Stylish TV presenter and author of The Fictional Woman, Tara Moss is hosting the event and judging the Best Dressed competition alongside the Vintage Clothing Shop owner Lorraine Foster. There’ll be dancing from Swing Time Australia and music from four-piece band the Hi-Boys, and DJs Limpin’ Jimmy and Swingin’ Kitten.
“It’s a unique experience to be able to come to the site of the first iteration of modernism in Australia,” says Sophie Lieberman, head of programs at Sydney Living Museums, “We do it only one day a year as the site is quite fragile and quite special, and it’s our job to make sure it’s in good nick for the the future.
“We get the core vintage people who are really living that lifestyle but also a large number of people who are ‘vintage curious’ and want to explore the venue.”
Sydney Bus Museums will be running a free vintage shuttle bus between Turramurra Railway Station and Rose Seidler House, so you can leave the car at home unless it’s part of your look or you’re planning to stock up on original 1950s kitchenware and mid-20th century furniture at the markets.

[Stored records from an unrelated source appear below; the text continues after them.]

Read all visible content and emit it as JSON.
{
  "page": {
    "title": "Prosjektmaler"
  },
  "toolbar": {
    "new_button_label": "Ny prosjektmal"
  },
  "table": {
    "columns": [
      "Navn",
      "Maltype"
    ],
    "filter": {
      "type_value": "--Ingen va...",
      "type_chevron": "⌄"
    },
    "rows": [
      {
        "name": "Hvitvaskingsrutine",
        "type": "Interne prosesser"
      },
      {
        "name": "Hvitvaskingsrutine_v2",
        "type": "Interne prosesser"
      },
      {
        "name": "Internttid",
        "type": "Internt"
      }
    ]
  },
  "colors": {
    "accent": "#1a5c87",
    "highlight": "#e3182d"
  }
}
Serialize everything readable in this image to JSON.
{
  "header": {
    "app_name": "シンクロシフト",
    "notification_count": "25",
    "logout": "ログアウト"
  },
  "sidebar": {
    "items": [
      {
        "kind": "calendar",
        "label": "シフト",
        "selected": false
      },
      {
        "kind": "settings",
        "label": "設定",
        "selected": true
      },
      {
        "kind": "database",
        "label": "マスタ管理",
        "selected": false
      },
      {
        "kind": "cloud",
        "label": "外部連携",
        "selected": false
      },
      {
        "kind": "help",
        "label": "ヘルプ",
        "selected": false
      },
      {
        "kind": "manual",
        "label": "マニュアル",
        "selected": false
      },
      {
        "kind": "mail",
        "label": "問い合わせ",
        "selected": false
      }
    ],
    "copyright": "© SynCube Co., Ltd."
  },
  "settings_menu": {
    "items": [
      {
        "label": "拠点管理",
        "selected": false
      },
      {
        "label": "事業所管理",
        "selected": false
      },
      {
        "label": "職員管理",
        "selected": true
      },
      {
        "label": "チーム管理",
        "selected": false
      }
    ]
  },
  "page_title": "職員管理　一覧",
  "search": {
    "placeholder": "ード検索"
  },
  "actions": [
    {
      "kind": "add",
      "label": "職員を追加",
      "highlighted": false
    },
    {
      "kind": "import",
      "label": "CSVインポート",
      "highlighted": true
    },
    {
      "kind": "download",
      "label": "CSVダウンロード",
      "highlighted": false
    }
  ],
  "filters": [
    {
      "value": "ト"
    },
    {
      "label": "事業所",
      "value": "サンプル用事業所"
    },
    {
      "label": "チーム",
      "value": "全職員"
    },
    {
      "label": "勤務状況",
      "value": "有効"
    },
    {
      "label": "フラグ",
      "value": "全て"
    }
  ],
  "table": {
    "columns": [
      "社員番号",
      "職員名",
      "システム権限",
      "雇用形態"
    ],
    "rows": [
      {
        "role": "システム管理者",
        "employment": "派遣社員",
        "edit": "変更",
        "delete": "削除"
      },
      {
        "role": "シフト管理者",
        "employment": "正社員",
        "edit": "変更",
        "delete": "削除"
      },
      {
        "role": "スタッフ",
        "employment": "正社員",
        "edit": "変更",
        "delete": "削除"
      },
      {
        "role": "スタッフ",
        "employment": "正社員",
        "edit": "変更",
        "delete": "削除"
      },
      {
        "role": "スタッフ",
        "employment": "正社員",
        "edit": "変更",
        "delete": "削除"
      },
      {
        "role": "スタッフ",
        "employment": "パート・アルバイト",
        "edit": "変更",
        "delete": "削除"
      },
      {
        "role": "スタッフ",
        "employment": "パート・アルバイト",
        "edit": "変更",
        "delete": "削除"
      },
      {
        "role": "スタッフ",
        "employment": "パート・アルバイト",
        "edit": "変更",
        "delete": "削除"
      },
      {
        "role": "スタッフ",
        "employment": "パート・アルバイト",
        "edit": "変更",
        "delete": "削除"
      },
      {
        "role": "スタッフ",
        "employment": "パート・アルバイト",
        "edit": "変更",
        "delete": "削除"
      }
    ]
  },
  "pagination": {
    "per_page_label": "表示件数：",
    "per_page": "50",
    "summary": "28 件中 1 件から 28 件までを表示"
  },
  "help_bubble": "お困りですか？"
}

Last year, for the first time in the event’s history, the Fifties Fair was cancelled thanks to wet weather so our fingers are crossed for blue skies and sunshine. “We can’t weatherproof it,” says Lieberman, “We’ve put a lot of things in place to make sure that we don’t have to take that decision again, but if we do we’re communicating it much earlier to people. (We’re hoping for a lot of sunshine).”
To mark the milestone, Lieberman says they’ll be inviting people to share their memories of the event over the years. “We have a beautiful photograph of Penelope Seidler when she was 21, at Rose Seidler House, which she’s given to us for the celebration. The Australian tradition of the 21st is that you’ve finally grown up, so it’s an opportunity for us to reach out to all the people who’ve helped make the Fifties Fair the success it is, but also to step back in time for that one day.”